The White Sox organization has been criticized for moves which were not very popular at the time. Many people were incensed in 1964 when they read that the White Sox offered Pitcher-Writer Jim Brosnan a contract which prohibited him from writing. Brosnan quit, but Chicago got along fairly well without his pitching. When the White Sox told Charles O. Finley of Kansas City that he could not bring his well-publicized Missouri mule into Comiskey Park a few weeks ago, Chicago was burned again. "We believe," says Short, "that promotion is up to the home team, and we think that a mule is fine at the Army-Navy game. We told Finley in March that he could not bring his mule in. We had a gymnastic show and $500 worth of fireworks planned for between games of a doubleheader, and we do not announce our extras to the public. We give them away. We think our fans are with us. We fought the sale of the Yankees to CBS, and we believe that the public backed us. We lost in a vote to the rest of the league." The American Broadcasting Company has been annoyed with the White Sox since early spring because the club said that no television cameras could be put on the field for the network's Game of the Week. The White Sox position was that the cameras would hinder the vision of box-seat patrons.

But the team is the main preoccupation of the front office. It has been rebuilt carefully over the past few seasons, with only a handful of players remaining of those who comprised the White Sox three years ago. The backbone of the squad, despite the newfound hitting strength, is pitching. Lopez and Ray Berres, his pitching coach, keep a close eye on the staff. Tommy John, who was 2-9 with Cleveland last year, won his fourth game of the current season when he beat the Yankees on Saturday. John says, "I didn't know what pitching was all about until I came to see the White Sox. They see everything and they remind you of it." Joe Horlen had a 6-2 lead after three innings in a game against Los Angeles when Lopez took him out of the game. Angry and upset, Horlen sounded off but later said he was wrong, that he knew he was pitching badly. Berres worked with Horlen to correct his timing and in his next start he shut out the Yankees, something he had never been able to do previously. The big Comiskey Park held helps, too. Its wind, which seems to come in from center field, bounce off the stands and go out again, is perfect for Chicago's knuckleballers, Fisher and Hoyt Wilhelm, who are the top relief men. Wilhelm was in 47 winning games last year, and this season Fisher has won three games and saved 11.

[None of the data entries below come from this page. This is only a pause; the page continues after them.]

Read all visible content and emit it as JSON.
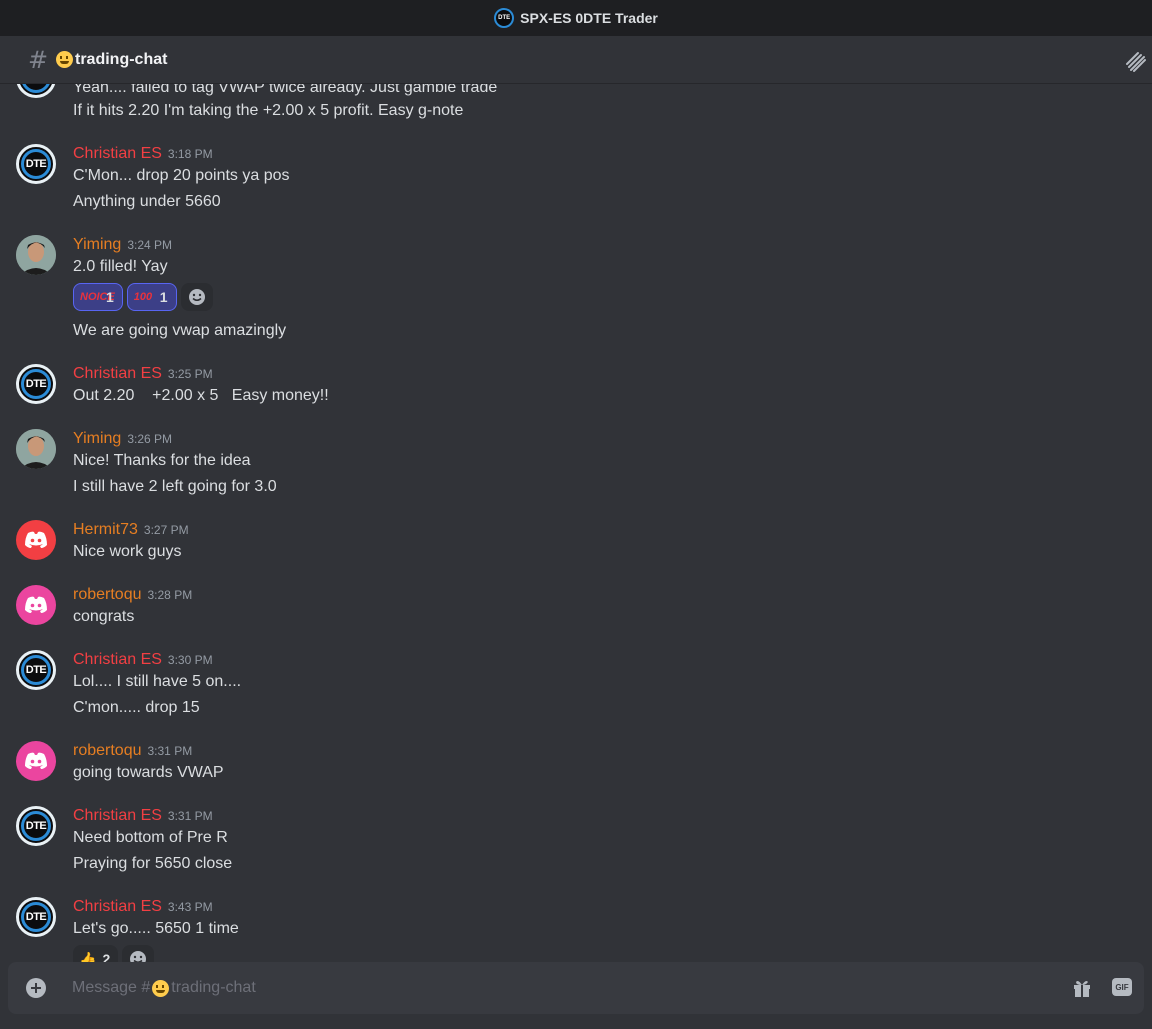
{
  "window": {
    "title": "SPX-ES 0DTE Trader",
    "logo_text": "DTE"
  },
  "channel": {
    "name": "trading-chat",
    "hash": "#",
    "emoji": "grinning-face-emoji"
  },
  "colors": {
    "christian": "#f23f43",
    "yiming": "#e67e22",
    "hermit": "#e67e22",
    "roberto": "#e67e22",
    "timestamp": "#949ba4"
  },
  "messages": {
    "g0": {
      "line1": "Yeah.... failed to tag VWAP twice already. Just gamble trade",
      "line2": "If it hits 2.20 I'm taking the +2.00 x 5 profit. Easy g-note"
    },
    "g1": {
      "author": "Christian ES",
      "time": "3:18 PM",
      "line1": "C'Mon... drop 20 points ya pos",
      "line2": "Anything under 5660"
    },
    "g2": {
      "author": "Yiming",
      "time": "3:24 PM",
      "line1": "2.0 filled! Yay",
      "reactions": [
        {
          "emoji": "noice-emoji",
          "count": "1"
        },
        {
          "emoji": "hundred-points-emoji",
          "count": "1"
        }
      ],
      "line2": "We are going vwap amazingly"
    },
    "g3": {
      "author": "Christian ES",
      "time": "3:25 PM",
      "line1": "Out 2.20    +2.00 x 5   Easy money!!"
    },
    "g4": {
      "author": "Yiming",
      "time": "3:26 PM",
      "line1": "Nice! Thanks for the idea",
      "line2": "I still have 2 left going for 3.0"
    },
    "g5": {
      "author": "Hermit73",
      "time": "3:27 PM",
      "line1": "Nice work guys"
    },
    "g6": {
      "author": "robertoqu",
      "time": "3:28 PM",
      "line1": "congrats"
    },
    "g7": {
      "author": "Christian ES",
      "time": "3:30 PM",
      "line1": "Lol.... I still have 5 on....",
      "line2": "C'mon..... drop 15"
    },
    "g8": {
      "author": "robertoqu",
      "time": "3:31 PM",
      "line1": "going towards VWAP"
    },
    "g9": {
      "author": "Christian ES",
      "time": "3:31 PM",
      "line1": "Need bottom of Pre R",
      "line2": "Praying for 5650 close"
    },
    "g10": {
      "author": "Christian ES",
      "time": "3:43 PM",
      "line1": "Let's go..... 5650 1 time",
      "reactions": [
        {
          "emoji": "thumbs-up-emoji",
          "count": "2"
        }
      ]
    }
  },
  "composer": {
    "placeholder_prefix": "Message #",
    "placeholder_channel": "trading-chat",
    "gif_label": "GIF"
  }
}
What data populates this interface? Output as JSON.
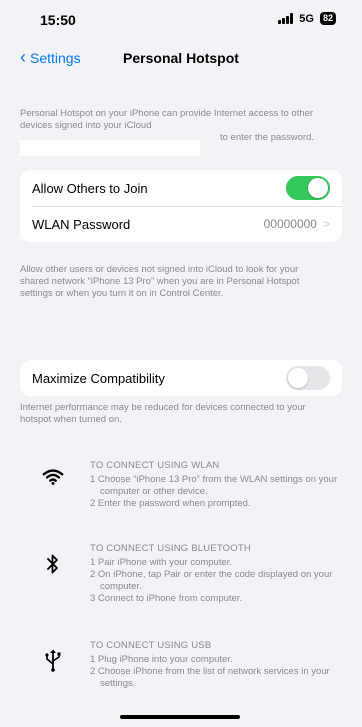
{
  "status": {
    "time": "15:50",
    "network": "5G",
    "battery": "82"
  },
  "nav": {
    "back_label": "Settings",
    "title": "Personal Hotspot"
  },
  "intro": "Personal Hotspot on your iPhone can provide Internet access to other devices signed into your iCloud",
  "intro_tail": "to enter the password.",
  "allow": {
    "label": "Allow Others to Join",
    "state": true
  },
  "password": {
    "label": "WLAN Password",
    "value": "00000000"
  },
  "allow_note": "Allow other users or devices not signed into iCloud to look for your shared network “iPhone 13 Pro” when you are in Personal Hotspot settings or when you turn it on in Control Center.",
  "maximize": {
    "label": "Maximize Compatibility",
    "state": false
  },
  "maximize_note": "Internet performance may be reduced for devices connected to your hotspot when turned on.",
  "connect": {
    "wlan": {
      "heading": "TO CONNECT USING WLAN",
      "steps": [
        "1 Choose “iPhone 13 Pro” from the WLAN settings on your computer or other device.",
        "2 Enter the password when prompted."
      ]
    },
    "bluetooth": {
      "heading": "TO CONNECT USING BLUETOOTH",
      "steps": [
        "1 Pair iPhone with your computer.",
        "2 On iPhone, tap Pair or enter the code displayed on your computer.",
        "3 Connect to iPhone from computer."
      ]
    },
    "usb": {
      "heading": "TO CONNECT USING USB",
      "steps": [
        "1 Plug iPhone into your computer.",
        "2 Choose iPhone from the list of network services in your settings."
      ]
    }
  },
  "icons": [
    "wifi-icon",
    "bluetooth-icon",
    "usb-icon",
    "chevron-left-icon",
    "chevron-right-icon"
  ],
  "colors": {
    "accent": "#007aff",
    "toggle_on": "#34c759"
  }
}
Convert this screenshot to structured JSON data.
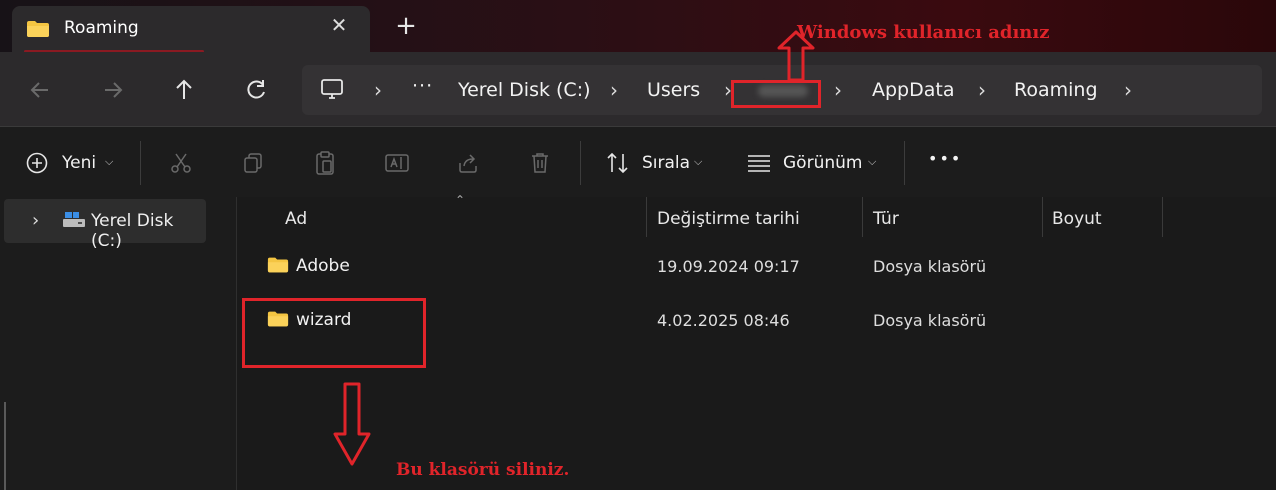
{
  "tab": {
    "title": "Roaming",
    "close_glyph": "✕",
    "new_glyph": "+"
  },
  "nav": {
    "back": "back-arrow-icon",
    "forward": "forward-arrow-icon",
    "up": "up-arrow-icon",
    "refresh": "refresh-icon"
  },
  "breadcrumb": {
    "more": "···",
    "items": [
      "Yerel Disk (C:)",
      "Users",
      "AppData",
      "Roaming"
    ],
    "separator": "›"
  },
  "toolbar": {
    "new_label": "Yeni",
    "sort_label": "Sırala",
    "view_label": "Görünüm",
    "more": "•••"
  },
  "sidebar": {
    "items": [
      {
        "label": "Yerel Disk (C:)"
      }
    ]
  },
  "columns": {
    "name": "Ad",
    "date": "Değiştirme tarihi",
    "type": "Tür",
    "size": "Boyut"
  },
  "files": [
    {
      "name": "Adobe",
      "date": "19.09.2024 09:17",
      "type": "Dosya klasörü",
      "size": ""
    },
    {
      "name": "wizard",
      "date": "4.02.2025 08:46",
      "type": "Dosya klasörü",
      "size": ""
    }
  ],
  "annotations": {
    "username_note": "Windows kullanıcı adınız",
    "delete_note": "Bu klasörü siliniz."
  },
  "colors": {
    "annotation_red": "#e0242a",
    "folder_yellow": "#f4c542"
  }
}
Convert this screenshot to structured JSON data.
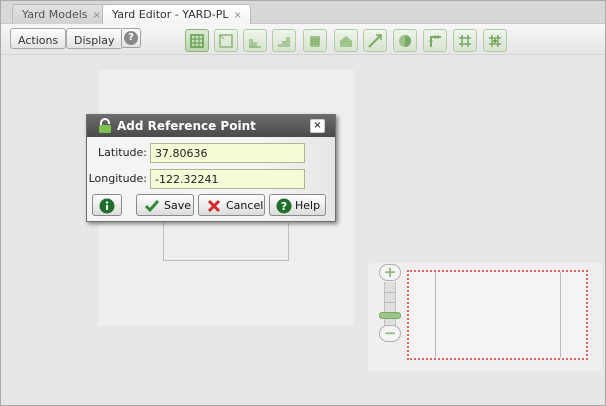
{
  "tabs": [
    {
      "label": "Yard Models",
      "close": "×"
    },
    {
      "label": "Yard Editor - YARD-PL",
      "close": "×"
    }
  ],
  "toolbar": {
    "actions_label": "Actions",
    "display_label": "Display",
    "help_glyph": "?",
    "icons": [
      "select-tool-icon",
      "rectangle-tool-icon",
      "area-tool-icon",
      "stairs-tool-icon",
      "building-tool-icon",
      "shed-tool-icon",
      "line-tool-icon",
      "circle-tool-icon",
      "corner-track-icon",
      "junction-track-icon",
      "cross-track-icon"
    ]
  },
  "dialog": {
    "title": "Add Reference Point",
    "close_glyph": "×",
    "latitude_label": "Latitude:",
    "latitude_value": "37.80636",
    "longitude_label": "Longitude:",
    "longitude_value": "-122.32241",
    "save_label": "Save",
    "cancel_label": "Cancel",
    "help_label": "Help"
  },
  "zoom": {
    "in_glyph": "+",
    "out_glyph": "−",
    "level": 0.2
  },
  "colors": {
    "accent_green": "#8db87a",
    "dialog_title": "#4a4a4a",
    "minimap_border": "#e3635b",
    "field_bg": "#f4fbd6"
  }
}
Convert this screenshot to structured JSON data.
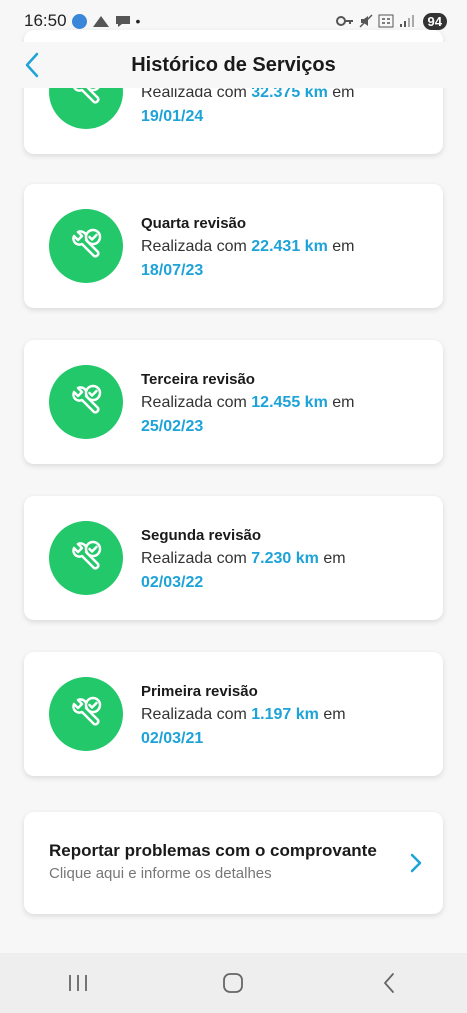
{
  "status_bar": {
    "time": "16:50",
    "battery": "94"
  },
  "header": {
    "title": "Histórico de Serviços"
  },
  "services": [
    {
      "title": "",
      "line_prefix": "Realizada com",
      "km": "32.375 km",
      "line_suffix": "em",
      "date": "19/01/24"
    },
    {
      "title": "Quarta revisão",
      "line_prefix": "Realizada com",
      "km": "22.431 km",
      "line_suffix": "em",
      "date": "18/07/23"
    },
    {
      "title": "Terceira revisão",
      "line_prefix": "Realizada com",
      "km": "12.455 km",
      "line_suffix": "em",
      "date": "25/02/23"
    },
    {
      "title": "Segunda revisão",
      "line_prefix": "Realizada com",
      "km": "7.230 km",
      "line_suffix": "em",
      "date": "02/03/22"
    },
    {
      "title": "Primeira revisão",
      "line_prefix": "Realizada com",
      "km": "1.197 km",
      "line_suffix": "em",
      "date": "02/03/21"
    }
  ],
  "report": {
    "title": "Reportar problemas com o comprovante",
    "subtitle": "Clique aqui e informe os detalhes"
  },
  "icons": {
    "service": "wrench-check-icon",
    "back": "back-arrow-icon",
    "report": "chevron-right-icon"
  },
  "colors": {
    "accent": "#1ea3d8",
    "service_icon_bg": "#22c86a",
    "background": "#f7f7f7"
  }
}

There were frustrations for the White Sox in 1964, but those frustrations seem over now. "This thing we went through when we lost six out of seven," Lopez said at the end of last week, "was a pitching slump, and I don't think we'll have too many of those. Our hitting was good, and our hitting will be good. It might get sporadic, but we can go for a big inning now and make it more than we could last year. The talk is beginning that it will be bad for the American League if the Yankees lose. I have words for that theory, but I wouldn't use them. Baseball can't rely on one team like the Yankees, and the American League certainly shouldn't. I like this team of ours. I think we are going to win it because now we have guys who can pop a ball. This is a good ball club."

There are still four months of the season to go, but don't take your eyes off Chicago. Nor your ears. Listen for that quack.


With the score 0-0 in the sixth inning of the first game played between the White Sox and the Yankees this season, John Romano (above) of the Sox tried to score from second base on an infield hit. As Romano powered past New York Catcher Doc Edwards (38) the ball squirted away.


Edwards leaped to his feet and chased the ball, while behind him Romano, who had missed home plate and sprained his foot in his desperate slide, twisted around despite his excruciating pain and stretched full length to touch home plate with his hand to score Chicago's deciding run.